What we see is a mixed bag. On one hand, the level of awareness has jumped exponentially in recent years. At no time have the issues surrounding special needs attracted more attention. And yet, we all know it’s still not enough.

This week’s cover package highlights just a small sampling of the programs offered by our local Jewish institutions to reach out to populations with special needs. The stories about the JEVS program for independent living and Chabad’s Friendship Circle bring to life the compelling and often inspiring stories of families who live and cope with these disabilities every day.  

These programs are among a wide spectrum of local groups engaged in supporting those with special needs. Other examples include Jewish Family and Children’s Service, which is holding its third annual ReelAbilities: Philadelphia Disabilities Film Festival next month to raise funds for its Special Needs Center; JCHAI, which supports independent living programs for people with intellectual disabilities and autism; and the Jewish Learning Venture, which provides educational programming and teacher training.
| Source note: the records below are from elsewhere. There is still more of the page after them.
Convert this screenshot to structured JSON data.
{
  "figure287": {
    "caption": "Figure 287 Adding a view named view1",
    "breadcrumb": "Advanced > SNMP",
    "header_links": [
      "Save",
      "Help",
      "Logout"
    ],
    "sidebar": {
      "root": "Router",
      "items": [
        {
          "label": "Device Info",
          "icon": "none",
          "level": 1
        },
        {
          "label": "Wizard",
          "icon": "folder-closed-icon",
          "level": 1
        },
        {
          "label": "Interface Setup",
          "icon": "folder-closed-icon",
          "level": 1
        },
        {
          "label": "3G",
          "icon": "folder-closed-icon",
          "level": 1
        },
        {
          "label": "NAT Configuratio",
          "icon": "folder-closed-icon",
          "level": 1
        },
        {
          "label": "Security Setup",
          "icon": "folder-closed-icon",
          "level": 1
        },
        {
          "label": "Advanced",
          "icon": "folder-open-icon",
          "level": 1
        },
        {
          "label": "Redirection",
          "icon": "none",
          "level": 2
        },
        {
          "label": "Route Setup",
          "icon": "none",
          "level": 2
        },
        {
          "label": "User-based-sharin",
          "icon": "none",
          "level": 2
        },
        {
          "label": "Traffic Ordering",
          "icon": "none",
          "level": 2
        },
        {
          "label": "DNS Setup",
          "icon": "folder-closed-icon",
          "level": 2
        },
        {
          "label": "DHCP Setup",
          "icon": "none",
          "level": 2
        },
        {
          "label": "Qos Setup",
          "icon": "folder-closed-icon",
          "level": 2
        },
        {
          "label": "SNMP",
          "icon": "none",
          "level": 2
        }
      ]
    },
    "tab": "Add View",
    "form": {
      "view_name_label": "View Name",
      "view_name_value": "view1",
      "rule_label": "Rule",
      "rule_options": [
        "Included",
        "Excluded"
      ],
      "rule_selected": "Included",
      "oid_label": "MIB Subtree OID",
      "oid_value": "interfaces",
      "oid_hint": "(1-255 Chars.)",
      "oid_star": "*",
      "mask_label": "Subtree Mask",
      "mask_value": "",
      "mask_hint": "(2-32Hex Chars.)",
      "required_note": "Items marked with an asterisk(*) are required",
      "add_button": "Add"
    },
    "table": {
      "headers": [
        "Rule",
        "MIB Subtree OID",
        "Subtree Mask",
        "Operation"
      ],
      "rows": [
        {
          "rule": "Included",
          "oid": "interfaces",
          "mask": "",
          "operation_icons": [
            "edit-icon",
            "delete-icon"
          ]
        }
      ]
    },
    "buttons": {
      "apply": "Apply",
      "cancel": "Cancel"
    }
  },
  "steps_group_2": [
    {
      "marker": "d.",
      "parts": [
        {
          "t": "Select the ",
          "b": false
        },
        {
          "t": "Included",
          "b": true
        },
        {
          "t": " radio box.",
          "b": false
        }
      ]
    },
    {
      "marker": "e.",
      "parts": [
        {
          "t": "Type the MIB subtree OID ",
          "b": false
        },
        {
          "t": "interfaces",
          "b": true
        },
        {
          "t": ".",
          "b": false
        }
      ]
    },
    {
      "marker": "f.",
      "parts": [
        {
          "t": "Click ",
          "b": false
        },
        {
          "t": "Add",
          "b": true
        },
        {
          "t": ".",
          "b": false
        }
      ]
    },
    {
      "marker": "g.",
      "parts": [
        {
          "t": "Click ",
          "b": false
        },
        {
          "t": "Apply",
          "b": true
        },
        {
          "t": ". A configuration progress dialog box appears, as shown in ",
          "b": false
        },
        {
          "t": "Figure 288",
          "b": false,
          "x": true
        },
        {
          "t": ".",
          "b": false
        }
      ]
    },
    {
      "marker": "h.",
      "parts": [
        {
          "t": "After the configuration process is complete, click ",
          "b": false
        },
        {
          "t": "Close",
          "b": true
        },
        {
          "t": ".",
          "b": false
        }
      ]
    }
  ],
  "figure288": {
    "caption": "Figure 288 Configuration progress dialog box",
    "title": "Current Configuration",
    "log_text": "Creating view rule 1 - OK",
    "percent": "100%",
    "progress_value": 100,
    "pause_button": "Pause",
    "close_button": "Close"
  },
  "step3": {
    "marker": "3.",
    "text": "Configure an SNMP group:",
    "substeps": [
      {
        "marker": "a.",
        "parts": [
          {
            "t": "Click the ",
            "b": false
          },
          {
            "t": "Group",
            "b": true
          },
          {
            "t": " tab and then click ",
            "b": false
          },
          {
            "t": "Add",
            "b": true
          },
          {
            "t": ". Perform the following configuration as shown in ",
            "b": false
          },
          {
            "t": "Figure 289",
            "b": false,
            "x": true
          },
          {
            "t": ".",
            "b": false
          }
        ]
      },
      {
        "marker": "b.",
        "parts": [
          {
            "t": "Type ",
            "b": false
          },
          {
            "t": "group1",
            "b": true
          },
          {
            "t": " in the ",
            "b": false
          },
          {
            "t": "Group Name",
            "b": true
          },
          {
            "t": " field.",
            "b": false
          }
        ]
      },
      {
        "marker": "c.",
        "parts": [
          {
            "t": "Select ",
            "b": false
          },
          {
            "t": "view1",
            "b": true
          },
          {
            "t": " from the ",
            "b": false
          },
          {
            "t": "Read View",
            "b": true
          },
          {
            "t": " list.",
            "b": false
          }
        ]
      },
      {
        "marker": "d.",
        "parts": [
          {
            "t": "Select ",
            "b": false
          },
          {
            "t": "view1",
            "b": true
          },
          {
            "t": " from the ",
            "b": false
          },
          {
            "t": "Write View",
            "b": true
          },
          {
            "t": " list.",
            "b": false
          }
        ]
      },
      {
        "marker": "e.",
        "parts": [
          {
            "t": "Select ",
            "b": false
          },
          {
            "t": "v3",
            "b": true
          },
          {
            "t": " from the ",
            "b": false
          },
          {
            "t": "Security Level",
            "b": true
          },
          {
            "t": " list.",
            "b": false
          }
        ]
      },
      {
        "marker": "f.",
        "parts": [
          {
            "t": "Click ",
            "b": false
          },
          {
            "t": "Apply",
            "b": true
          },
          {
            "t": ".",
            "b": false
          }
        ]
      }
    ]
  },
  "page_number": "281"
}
 These and other groups work together as part of the Jewish Special Needs Consortium, with advocates meeting regularly to coordinate and collaborate on common issues.  

It’s the human beings we must keep in mind as we think about these issues and push our organizations to be more inclusive.  

The poignant cover story of Rabbi Charles Sherman, a native Philadelphian who recounts his journey as the father of a quadriplegic son, reminds us of the daily trauma and triumphs of living with disabilities.  

The challenge to foster and fund inclusion in our community clearly must carry on beyond one month.

But if this month serves as an annual catalyst to spark more conversation and action, then we’ll take it.